Wang Wei, Gong Qiu-Yuan, Cai Lin, Jing Yao, Yang Dian-Xu, Yuan Fang, Chen Hao, Tian Heng-Li
Department of Neurosurgery, Shanghai Jiao Tong University Affiliated Sixth People's Hospital, Shanghai Jiao Tong University, Shanghai, China.
Neural Regen Res. 2023 Feb;18(2):350-356. doi: 10.4103/1673-5374.346457.
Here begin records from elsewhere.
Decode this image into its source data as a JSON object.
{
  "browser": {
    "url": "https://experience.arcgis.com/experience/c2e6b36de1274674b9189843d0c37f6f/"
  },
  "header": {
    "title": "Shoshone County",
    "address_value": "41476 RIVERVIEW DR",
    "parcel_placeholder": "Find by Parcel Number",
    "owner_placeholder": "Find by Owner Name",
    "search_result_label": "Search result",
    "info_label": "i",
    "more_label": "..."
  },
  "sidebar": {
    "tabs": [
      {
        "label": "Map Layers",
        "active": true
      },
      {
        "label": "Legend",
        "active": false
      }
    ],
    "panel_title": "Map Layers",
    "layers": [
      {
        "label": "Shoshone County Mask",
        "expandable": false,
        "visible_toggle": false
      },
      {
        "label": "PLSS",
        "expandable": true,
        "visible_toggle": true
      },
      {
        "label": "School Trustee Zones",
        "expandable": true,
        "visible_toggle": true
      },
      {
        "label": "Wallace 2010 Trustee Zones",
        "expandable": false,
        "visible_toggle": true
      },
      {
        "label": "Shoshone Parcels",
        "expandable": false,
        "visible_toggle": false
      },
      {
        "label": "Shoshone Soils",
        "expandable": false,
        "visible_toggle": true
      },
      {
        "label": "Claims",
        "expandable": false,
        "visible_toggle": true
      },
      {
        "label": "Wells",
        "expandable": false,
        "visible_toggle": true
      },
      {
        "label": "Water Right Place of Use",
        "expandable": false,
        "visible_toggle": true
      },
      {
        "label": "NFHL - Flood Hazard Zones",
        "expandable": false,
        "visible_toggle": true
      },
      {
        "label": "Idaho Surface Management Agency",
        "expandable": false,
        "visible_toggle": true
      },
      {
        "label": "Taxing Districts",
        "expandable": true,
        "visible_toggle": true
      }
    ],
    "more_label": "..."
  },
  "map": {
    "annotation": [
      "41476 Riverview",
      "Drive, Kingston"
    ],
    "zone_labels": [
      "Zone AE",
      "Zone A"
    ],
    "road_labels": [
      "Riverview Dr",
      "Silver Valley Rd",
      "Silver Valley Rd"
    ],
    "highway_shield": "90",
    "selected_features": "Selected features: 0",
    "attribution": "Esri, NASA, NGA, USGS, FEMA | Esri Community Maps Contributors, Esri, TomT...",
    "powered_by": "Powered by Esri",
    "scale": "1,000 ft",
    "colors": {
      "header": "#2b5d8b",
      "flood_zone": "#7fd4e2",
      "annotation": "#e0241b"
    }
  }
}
Sirtuin 2 (SIRT2) inhibition or Sirt2 knockout in animal models protects against the development of neurodegenerative diseases and cerebral ischemia. However, the role of SIRT2 in traumatic brain injury (TBI) remains unclear. In this study, we found that knockout of Sirt2 in a mouse model of TBI reduced brain edema, attenuated disruption of the blood-brain barrier, decreased expression of the nucleotide-binding oligomerization domain-like receptor protein 3 (NLRP3) inflammasome, reduced the activity of the effector caspase-1, reduced neuroinflammation and neuronal pyroptosis, and improved neurological function. Knockout of Sirt2 in a mechanical stretch injury cell model in vitro also decreased expression of the NLRP3 inflammasome and pyroptosis. Our findings suggest that knockout of Sirt2 is neuroprotective against TBI; therefore, Sirt2 could be a novel target for TBI treatment.
在动物模型中,抑制沉默调节蛋白2(SIRT2)或敲除Sirt2基因可预防神经退行性疾病和脑缺血的发生。然而,SIRT2在创伤性脑损伤(TBI)中的作用仍不清楚。在本研究中,我们发现,在TBI小鼠模型中敲除Sirt2基因可减轻脑水肿,减轻血脑屏障破坏,降低核苷酸结合寡聚化结构域样受体蛋白3(NLRP3)炎性小体的表达,降低效应半胱天冬酶-1的活性,减轻神经炎症和神经元焦亡,并改善神经功能。在体外机械拉伸损伤细胞模型中敲除Sirt2基因也可降低NLRP3炎性小体的表达和焦亡。我们的研究结果表明,敲除Sirt2基因对TBI具有神经保护作用;因此,Sirt2可能是TBI治疗的新靶点。